成功事例の一つとしては、ミュージックセキュリティーズ株式会社さん(投資型クラウドファウンディングを運営)とのものがあります。投資型は元本の返済があるため、プロジェクトに奇抜性がなくても大きなお金を集めることができます。そして、資金調達と同時にPR効果による売り上げ増加や、経営者のモチベーションUPにも貢献しました。

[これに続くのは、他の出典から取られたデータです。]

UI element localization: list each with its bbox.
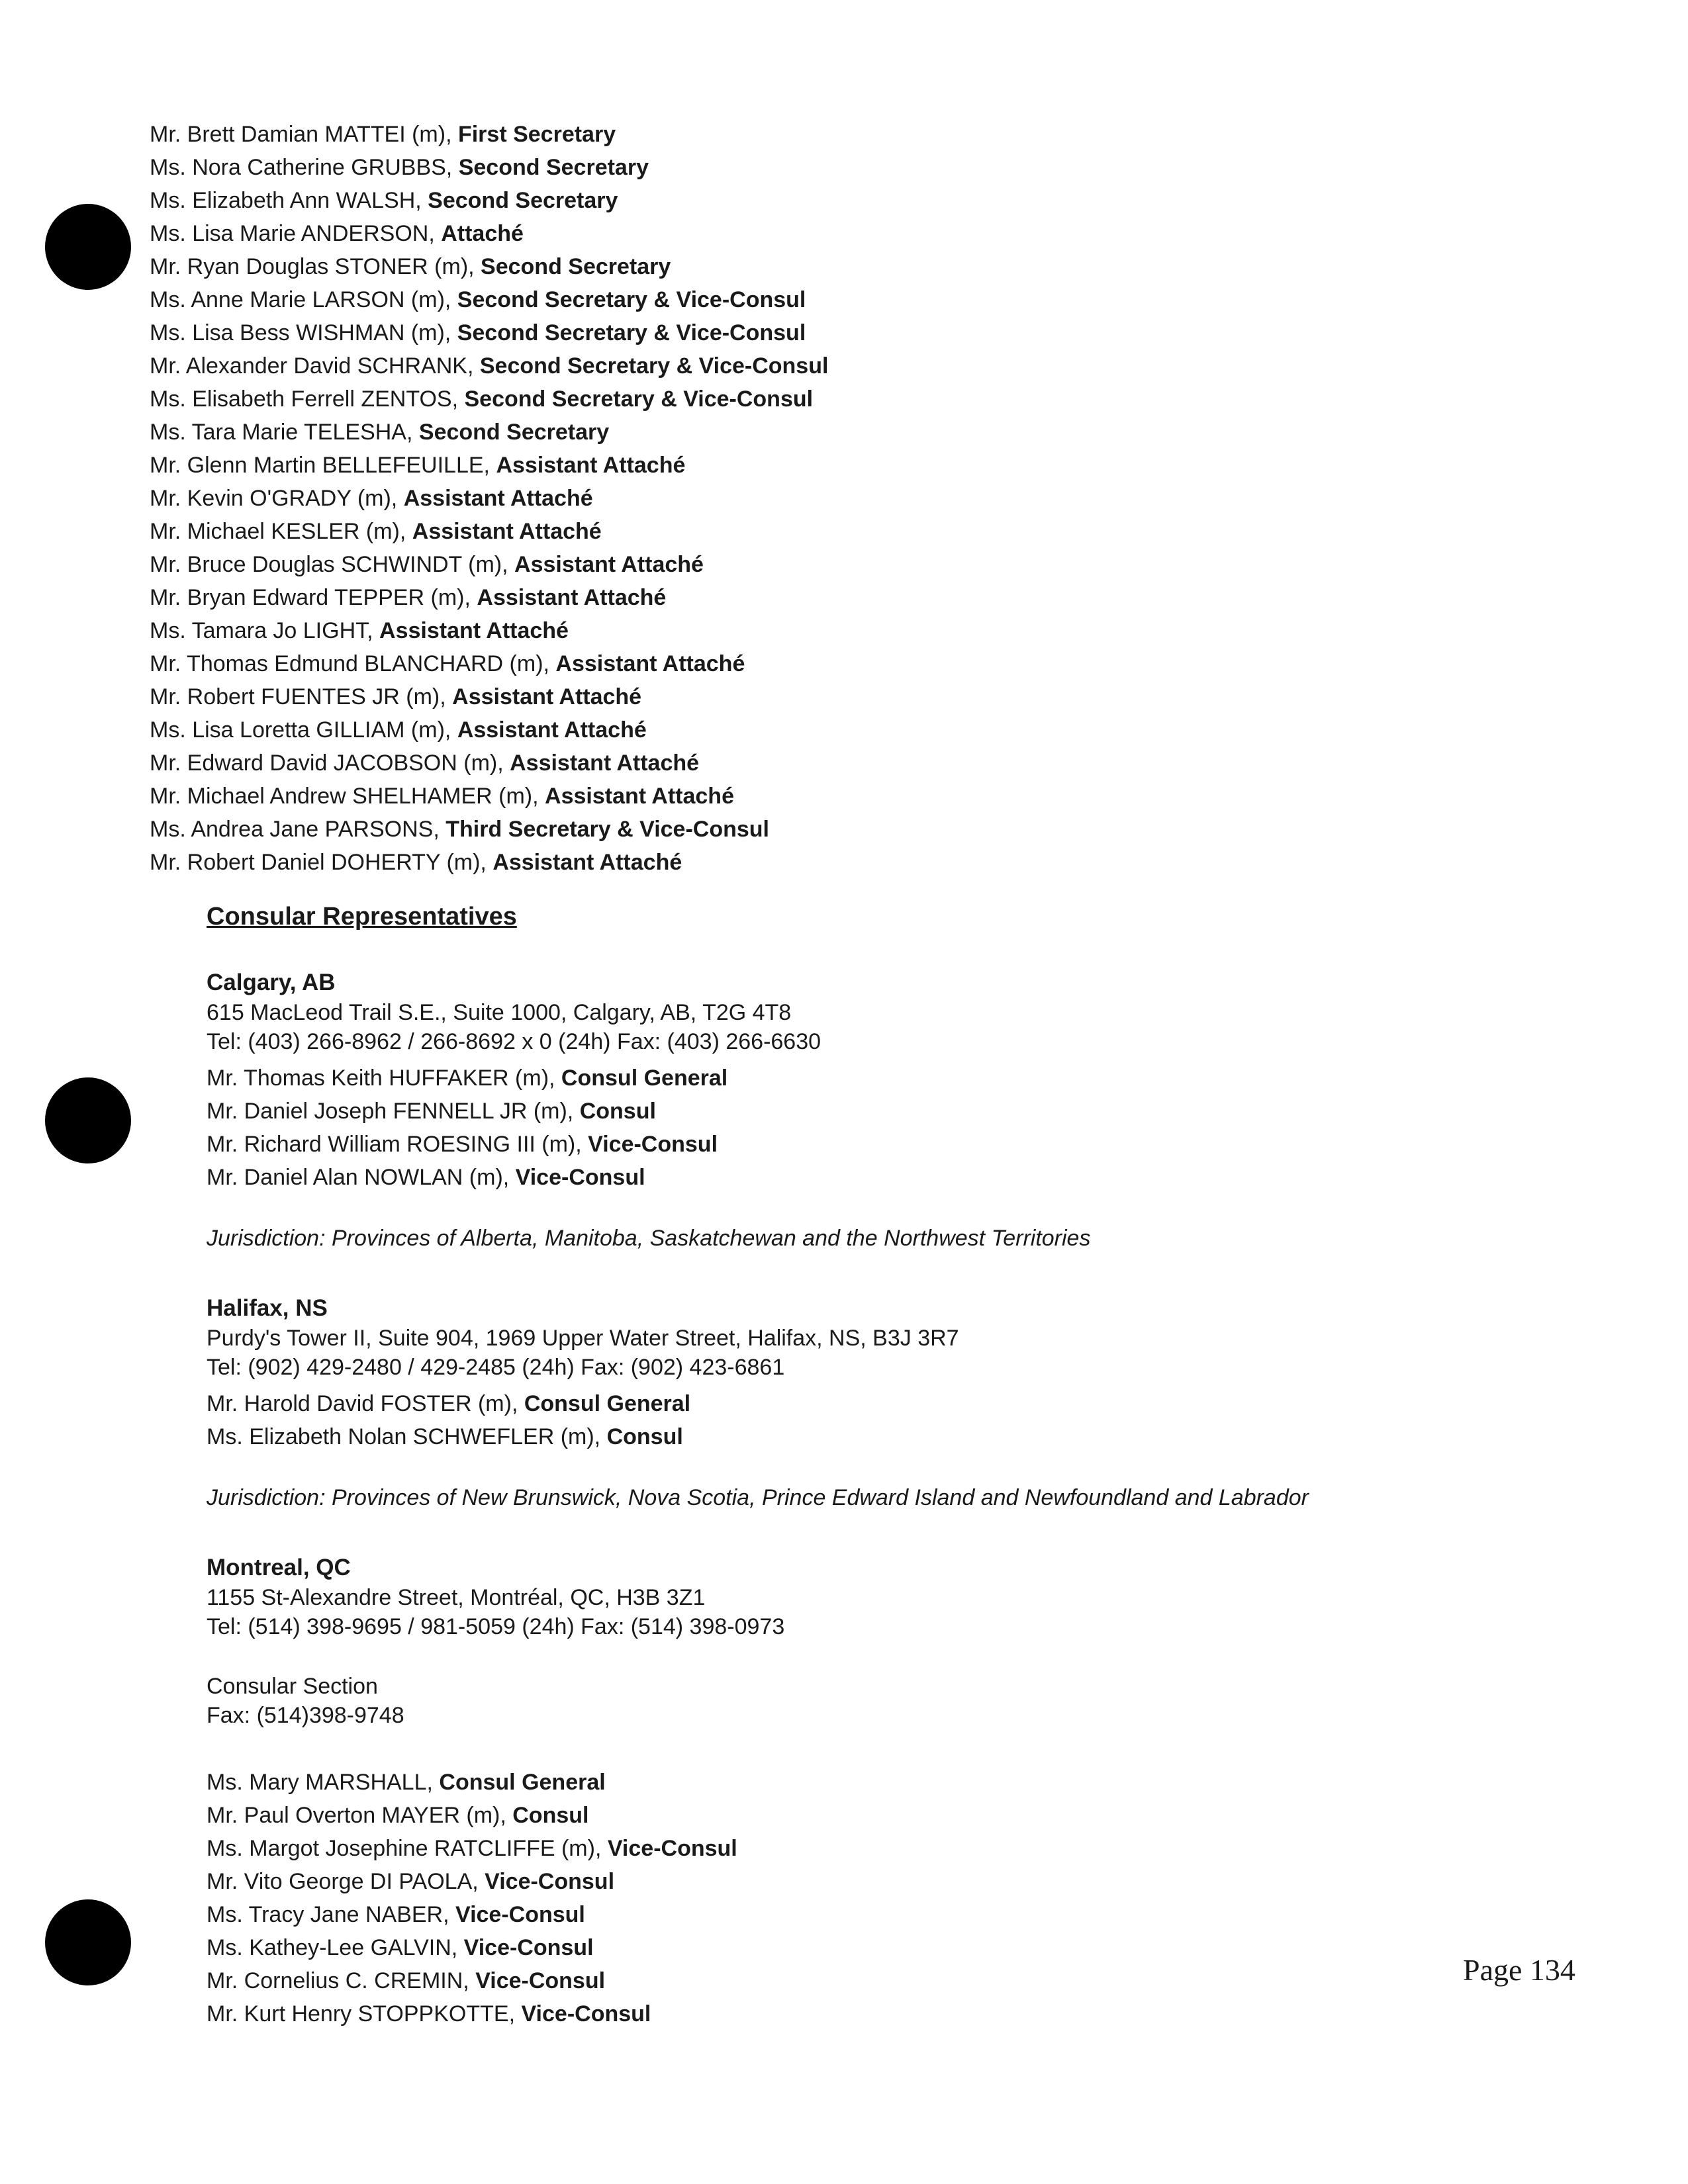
staff-name: Mr. Michael Andrew SHELHAMER (m), (150, 784, 539, 809)
staff-title: Consul (579, 1099, 656, 1124)
staff-title: Vice-Consul (588, 1132, 718, 1157)
staff-title: Assistant Attaché (457, 717, 647, 743)
staff-title: Assistant Attaché (514, 552, 704, 577)
staff-entry (207, 1832, 1530, 1865)
staff-entry (150, 283, 1275, 316)
section-heading: Consular Representatives (207, 903, 517, 931)
staff-name: Ms. Mary MARSHALL, (207, 1770, 433, 1795)
staff-title: Assistant Attaché (412, 519, 602, 544)
staff-entry (150, 482, 1275, 515)
staff-title: Vice-Consul (515, 1165, 645, 1190)
staff-title: Second Secretary & Vice-Consul (457, 287, 806, 312)
staff-title: Consul General (524, 1391, 691, 1416)
post-address: Purdy's Tower II, Suite 904, 1969 Upper Water Street, Halifax, NS, B3J 3R7 (207, 1326, 959, 1351)
staff-entry (207, 1387, 1530, 1420)
staff-name: Mr. Bruce Douglas SCHWINDT (m), (150, 552, 508, 577)
staff-entry (150, 713, 1275, 747)
staff-entry (150, 184, 1275, 217)
post-city: Halifax, NS (207, 1295, 328, 1321)
staff-title: Second Secretary & Vice-Consul (479, 353, 829, 379)
staff-entry (150, 515, 1275, 548)
consular-section-name: Consular Section (207, 1674, 378, 1699)
staff-title: Second Secretary (428, 188, 618, 213)
staff-entry (207, 1161, 1530, 1194)
staff-entry (150, 614, 1275, 647)
staff-entry (207, 1964, 1530, 1997)
staff-name: Mr. Bryan Edward TEPPER (m), (150, 585, 471, 610)
post-city: Montreal, QC (207, 1555, 351, 1580)
staff-name: Mr. Edward David JACOBSON (m), (150, 751, 504, 776)
staff-name: Mr. Vito George DI PAOLA, (207, 1869, 479, 1894)
staff-entry (150, 118, 1275, 151)
staff-entry (207, 1799, 1530, 1832)
punch-hole-top (45, 204, 131, 290)
staff-title: Third Secretary & Vice-Consul (445, 817, 769, 842)
staff-title: Consul General (561, 1066, 728, 1091)
post-staff-list (207, 1387, 1530, 1453)
post-calgary (207, 968, 1530, 1253)
staff-name: Mr. Cornelius C. CREMIN, (207, 1968, 469, 1993)
staff-name: Mr. Paul Overton MAYER (m), (207, 1803, 506, 1828)
staff-name: Mr. Harold David FOSTER (m), (207, 1391, 518, 1416)
staff-entry (150, 349, 1275, 383)
staff-name: Ms. Elisabeth Ferrell ZENTOS, (150, 387, 459, 412)
staff-name: Mr. Brett Damian MATTEI (m), (150, 122, 452, 147)
staff-title: Assistant Attaché (477, 585, 667, 610)
staff-name: Mr. Thomas Keith HUFFAKER (m), (207, 1066, 555, 1091)
staff-entry (207, 1898, 1530, 1931)
staff-title: Assistant Attaché (545, 784, 734, 809)
staff-title: Consul (606, 1424, 683, 1449)
embassy-staff-list (150, 118, 1275, 879)
staff-name: Mr. Daniel Alan NOWLAN (m), (207, 1165, 510, 1190)
staff-name: Ms. Nora Catherine GRUBBS, (150, 155, 453, 180)
staff-name: Ms. Margot Josephine RATCLIFFE (m), (207, 1836, 602, 1861)
staff-title: Attaché (441, 221, 524, 246)
staff-title: Second Secretary (481, 254, 671, 279)
staff-entry (150, 316, 1275, 349)
staff-title: Assistant Attaché (379, 618, 569, 643)
staff-entry (207, 1095, 1530, 1128)
staff-entry (150, 647, 1275, 680)
staff-name: Ms. Andrea Jane PARSONS, (150, 817, 440, 842)
staff-name: Ms. Lisa Marie ANDERSON, (150, 221, 435, 246)
staff-entry (207, 1128, 1530, 1161)
staff-name: Mr. Kurt Henry STOPPKOTTE, (207, 2001, 516, 2026)
staff-title: Assistant Attaché (510, 751, 700, 776)
staff-title: Second Secretary & Vice-Consul (457, 320, 806, 345)
staff-name: Mr. Kevin O'GRADY (m), (150, 486, 398, 511)
staff-title: Vice-Consul (463, 1935, 594, 1960)
post-phone: Tel: (902) 429-2480 / 429-2485 (24h) Fax: (902) 423-6861 (207, 1355, 785, 1380)
staff-title: Vice-Consul (485, 1869, 615, 1894)
staff-entry (207, 1062, 1530, 1095)
post-halifax (207, 1293, 1530, 1513)
staff-entry (207, 1931, 1530, 1964)
post-phone: Tel: (514) 398-9695 / 981-5059 (24h) Fax: (514) 398-0973 (207, 1614, 785, 1639)
staff-entry (150, 846, 1275, 879)
staff-name: Ms. Lisa Bess WISHMAN (m), (150, 320, 451, 345)
staff-name: Mr. Robert FUENTES JR (m), (150, 684, 446, 709)
staff-entry (207, 1420, 1530, 1453)
page-number: Page 134 (1463, 1953, 1575, 1987)
punch-hole-middle (45, 1077, 131, 1163)
staff-name: Ms. Tracy Jane NABER, (207, 1902, 449, 1927)
consular-representatives (207, 900, 1530, 2070)
staff-title: First Secretary (457, 122, 616, 147)
post-staff-list (207, 1766, 1530, 2030)
post-city: Calgary, AB (207, 970, 336, 995)
consular-section-fax: Fax: (514)398-9748 (207, 1703, 404, 1728)
staff-entry (207, 1766, 1530, 1799)
staff-name: Ms. Kathey-Lee GALVIN, (207, 1935, 458, 1960)
consular-section (207, 1672, 1530, 1730)
post-address: 615 MacLeod Trail S.E., Suite 1000, Calgary, AB, T2G 4T8 (207, 1000, 792, 1025)
staff-entry (150, 217, 1275, 250)
staff-name: Mr. Michael KESLER (m), (150, 519, 406, 544)
staff-entry (150, 680, 1275, 713)
staff-name: Mr. Glenn Martin BELLEFEUILLE, (150, 453, 490, 478)
staff-entry (150, 383, 1275, 416)
staff-entry (150, 747, 1275, 780)
staff-title: Vice-Consul (455, 1902, 585, 1927)
staff-entry (207, 1865, 1530, 1898)
staff-name: Mr. Thomas Edmund BLANCHARD (m), (150, 651, 549, 676)
staff-name: Ms. Tamara Jo LIGHT, (150, 618, 373, 643)
staff-name: Mr. Ryan Douglas STONER (m), (150, 254, 475, 279)
staff-name: Ms. Tara Marie TELESHA, (150, 420, 413, 445)
post-jurisdiction: Jurisdiction: Provinces of New Brunswick, Nova Scotia, Prince Edward Island and Newfoundland and Labrador (207, 1485, 1309, 1510)
staff-name: Ms. Elizabeth Nolan SCHWEFLER (m), (207, 1424, 601, 1449)
staff-entry (150, 548, 1275, 581)
staff-entry (150, 250, 1275, 283)
staff-entry (150, 416, 1275, 449)
staff-title: Consul (512, 1803, 589, 1828)
staff-title: Vice-Consul (475, 1968, 606, 1993)
staff-title: Assistant Attaché (403, 486, 593, 511)
staff-entry (150, 581, 1275, 614)
post-jurisdiction: Jurisdiction: Provinces of Alberta, Manitoba, Saskatchewan and the Northwest Territories (207, 1226, 1091, 1251)
post-montreal (207, 1553, 1530, 2030)
staff-entry (150, 449, 1275, 482)
staff-title: Vice-Consul (607, 1836, 737, 1861)
staff-title: Second Secretary & Vice-Consul (464, 387, 814, 412)
staff-name: Ms. Anne Marie LARSON (m), (150, 287, 451, 312)
staff-name: Mr. Richard William ROESING III (m), (207, 1132, 582, 1157)
post-address: 1155 St-Alexandre Street, Montréal, QC, H3B 3Z1 (207, 1585, 706, 1610)
staff-title: Vice-Consul (521, 2001, 651, 2026)
staff-name: Mr. Alexander David SCHRANK, (150, 353, 474, 379)
staff-entry (207, 1997, 1530, 2030)
staff-title: Assistant Attaché (492, 850, 682, 875)
staff-title: Assistant Attaché (496, 453, 686, 478)
staff-title: Consul General (439, 1770, 606, 1795)
staff-entry (150, 813, 1275, 846)
staff-title: Second Secretary (418, 420, 610, 445)
staff-name: Ms. Lisa Loretta GILLIAM (m), (150, 717, 451, 743)
staff-title: Second Secretary (458, 155, 649, 180)
post-staff-list (207, 1062, 1530, 1194)
post-phone: Tel: (403) 266-8962 / 266-8692 x 0 (24h) Fax: (403) 266-6630 (207, 1029, 821, 1054)
staff-title: Assistant Attaché (555, 651, 745, 676)
punch-hole-bottom (45, 1899, 131, 1985)
staff-name: Mr. Daniel Joseph FENNELL JR (m), (207, 1099, 574, 1124)
staff-entry (150, 151, 1275, 184)
staff-name: Ms. Elizabeth Ann WALSH, (150, 188, 422, 213)
staff-entry (150, 780, 1275, 813)
staff-name: Mr. Robert Daniel DOHERTY (m), (150, 850, 487, 875)
staff-title: Assistant Attaché (452, 684, 642, 709)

今後はクラウドファンディングに関わらず、まず地域金融機関として地元のお客様に提供できる資金調達メニューの拡充を図っていきたいと思っています。地方で新規事業者が資金調達を行うには、融資か補助金、助成金などの手段しかないため、資金調達の選択肢が増えることは新規事業者や起業者にとって、有益となるでしょう。
若者の心に火をつけるような体験を
毛受:高校生向けのインターンシップに対するファンドレイジングを行っている一般社団法人アスバシ教育基金の毛受です。現在、企業の若手の人材不足と若者たちの就職難が同時に生まれている。少子化で子どもが減っているにもかかわらず、貴重な若者資源の浪費で大きな損失です。
一人の若者が定職につけないことで、1年で約26万円、40年で社会は納税額で約1千万円損をするのです。ひとりの若者が成長し、きちんと仕事につくまでの教育整備が必要で、そのための資金は「投資」です。従来の教育のようにただ教えこむのではなく、心に火をつけるような体験を提供し、その後、自ら動き出し、目標に向かって挑戦していくような体験教育への投資が必要です。
一般社団法人アスバシ教育基金・毛受さん
思考錯誤の資金調達と地域拡大
毛受:1年目はクラウドファンディングも使って500万円、2年目は企業の協賛金もあり1,000万ほど集めました。3年目に680万、70名のインターンを500万円で行いました。そしてエリアを、大阪、東京へと広げていきました。 Challenge for Challengeという学生のチャレンジを全面にたて、寄付を集めるという取り組みも行いました。
最初はクラウドファンディングも使っていましたが、考えに共感した身近な方々からの直接寄付のほうが集まりやすいと気がついたため、途中からは会を開催し、その場で「現金寄付封筒」を配って対応しました。 その方法で1年目はうまく行きました。しかし2年目は大変でした。1年目は、危機感や新しさで押せましたが、個人の善意に頼っている方式では、継続的に大きな金額を集めることは難しかったのです。そこで企業協賛を一口6万円とし、一口が高校生一人分の支援になることをアピールしました。現在はこの方法で300万集めています。
現金寄付封筒
地域でお金を循環させる
毛受:「お金」というものは何回使っても、物理的に消えてなくなることはありません。お金は「消費」するものではなく、人から人へと手渡され、人の間で回るものです。私たちは、このお金が、地域のお金の回し手を育てるという教育に使われていく仕組みづくりが、今後、若者たちをひとり残らず、地域の担い手を育てていくために不可欠であると思います。
どんな社会的課題が解決できるのか伝えていくこと
渡辺:資金調達のプラットフォームごとに色が出てきているのだと思いました。そのために、使う側は何を選ぶのかが大切になってきています。
自分のやりたいことに共感性があることは大前提ですが、それを行うことでどんな社会的課題が解決できるのか、やりたいことのうわべだけを説明するのではなく、根底にあるものを説明することも大切です。資金調達のプラットフォームはすでに揃っているので、それをうまく活用していきましょう。本日はありがとうございました。